I cover Adaline’s ears with my hands and prepare for an argument. “We’ll be fine. The last thing you need is an old friend and her kid sticking around, cramping your style. We’re not your problem.”
Mrs. Caldo’s quick intake of air is unmistakable. “Oh boy,” she whispers.
Rocco steps around his mother, coming to stand in front of me. “Rebel, we’re not going to go over this again and again. You’re safe here, and Adaline is happy here too.”
“Yeah,” Adaline adds, twisting her upper body while holding her new teddy bear in an embrace. “Stay here.”
Rocco reaches for my hands, and I let him take them. “Once we know he’s not coming for you and I’m convinced you’ll be okay and you have what you need to survive, then you can leave.”

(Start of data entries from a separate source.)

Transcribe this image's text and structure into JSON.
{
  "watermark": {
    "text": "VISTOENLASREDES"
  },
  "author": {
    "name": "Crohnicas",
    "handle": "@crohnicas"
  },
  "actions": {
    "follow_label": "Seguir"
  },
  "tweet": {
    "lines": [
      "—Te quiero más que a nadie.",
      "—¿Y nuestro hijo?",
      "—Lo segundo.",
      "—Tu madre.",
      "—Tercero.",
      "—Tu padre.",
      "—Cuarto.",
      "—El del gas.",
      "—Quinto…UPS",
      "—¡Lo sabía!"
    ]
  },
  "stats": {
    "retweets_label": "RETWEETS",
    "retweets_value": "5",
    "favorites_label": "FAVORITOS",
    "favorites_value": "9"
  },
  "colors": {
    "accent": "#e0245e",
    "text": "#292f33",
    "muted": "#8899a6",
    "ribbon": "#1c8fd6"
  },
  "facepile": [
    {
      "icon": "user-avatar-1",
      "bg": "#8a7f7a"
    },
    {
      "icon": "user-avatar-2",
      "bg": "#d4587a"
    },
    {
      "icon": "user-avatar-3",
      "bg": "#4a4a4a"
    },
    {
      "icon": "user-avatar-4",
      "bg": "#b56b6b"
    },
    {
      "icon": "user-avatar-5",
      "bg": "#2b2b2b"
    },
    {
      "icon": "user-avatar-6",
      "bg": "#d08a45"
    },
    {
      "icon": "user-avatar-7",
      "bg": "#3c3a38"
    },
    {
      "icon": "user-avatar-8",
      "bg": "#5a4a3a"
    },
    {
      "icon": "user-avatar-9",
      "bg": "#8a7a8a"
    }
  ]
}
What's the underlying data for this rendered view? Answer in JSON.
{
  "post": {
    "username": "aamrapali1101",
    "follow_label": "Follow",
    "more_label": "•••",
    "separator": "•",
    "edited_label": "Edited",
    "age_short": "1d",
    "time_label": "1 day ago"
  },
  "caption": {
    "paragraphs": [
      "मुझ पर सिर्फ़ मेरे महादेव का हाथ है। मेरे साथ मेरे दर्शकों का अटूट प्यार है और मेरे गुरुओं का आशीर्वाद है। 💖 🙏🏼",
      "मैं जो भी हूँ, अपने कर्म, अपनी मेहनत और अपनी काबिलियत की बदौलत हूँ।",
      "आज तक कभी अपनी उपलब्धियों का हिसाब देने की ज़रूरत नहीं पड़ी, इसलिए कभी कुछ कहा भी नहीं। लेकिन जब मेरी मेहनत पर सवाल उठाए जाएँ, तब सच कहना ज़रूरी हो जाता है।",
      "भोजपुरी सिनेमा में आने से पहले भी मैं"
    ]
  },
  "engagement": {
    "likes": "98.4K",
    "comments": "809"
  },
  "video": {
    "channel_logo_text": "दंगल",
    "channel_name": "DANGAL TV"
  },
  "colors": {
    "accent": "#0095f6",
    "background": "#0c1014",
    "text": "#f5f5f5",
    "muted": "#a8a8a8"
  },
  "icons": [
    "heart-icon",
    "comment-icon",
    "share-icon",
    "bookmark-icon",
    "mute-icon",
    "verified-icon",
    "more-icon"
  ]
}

I raise an eyebrow, staring into his brown eyes. “Is that an order, or are you asking me, Rocky?” I throw in that nickname, knowing full well he hates it.
Mrs. Caldo snickers behind him, leaning to the side to give me a wink, but I remain stoic and continue my stare-down with her son.
“I’m begging you,” he replies, throwing me for a loop because I never would’ve imagined Rocco Caldo would beg anyone to do anything.
“Just stay, dear,” Mrs. Caldo says before I can reply. “Where else would you go?”
I shrug. “I don’t know, but—”
“She’s not going anywhere, Ma,” Rocco says, squeezing my fingers which are still in his palm, “and neither is my girl.” He winks at Adaline.
I glance down at the floor, unable to meet his gaze any longer, guilt filling me. “I’ve always been a burden. It’s not a good feeling.”
“Listen,” Mrs. Caldo says, interrupting whatever awkward moment we’re having. “Why don’t you three come to dinner at the house tonight? There’s nothing better than a home-cooked meal, and we can discuss this as a family.”
“Ma, this isn’t a family issue.”
“I’m making lasagna,” she says, drawing out the word in a melodic fashion, knowing her son better than anyone, along with his ability to eat.
“Ooh,” Adaline says, licking her lips. “Lasagna. I love lasagna.”
Mrs. Caldo leans over, scooping Adaline into her arms. “How about garlic bread? You like that too?”
“I love it.” Adaline smiles, giggling when Mrs. Caldo kisses her cheek and eating up every bit of affection and attention.
“It’s settled, then. The baby wants lasagna and garlic bread. The baby’s going to get lasagna and garlic bread. There’s nothing more to discuss. End of story.”
Rocco scrubs his hand across his face. “You okay with this?” he asks me.
I shrug. “Lasagna does sound good, and—” I lean closer so only he can hear “—I’m scared of your mother.”
“That makes two of us,” he says, a small smile on his face. “We’ll be there, Ma.”
Mrs. Caldo turns in a circle, Adaline still in her arms. “Wait until James sees this one,” she says to the two of us. “He’s going to go bananas.”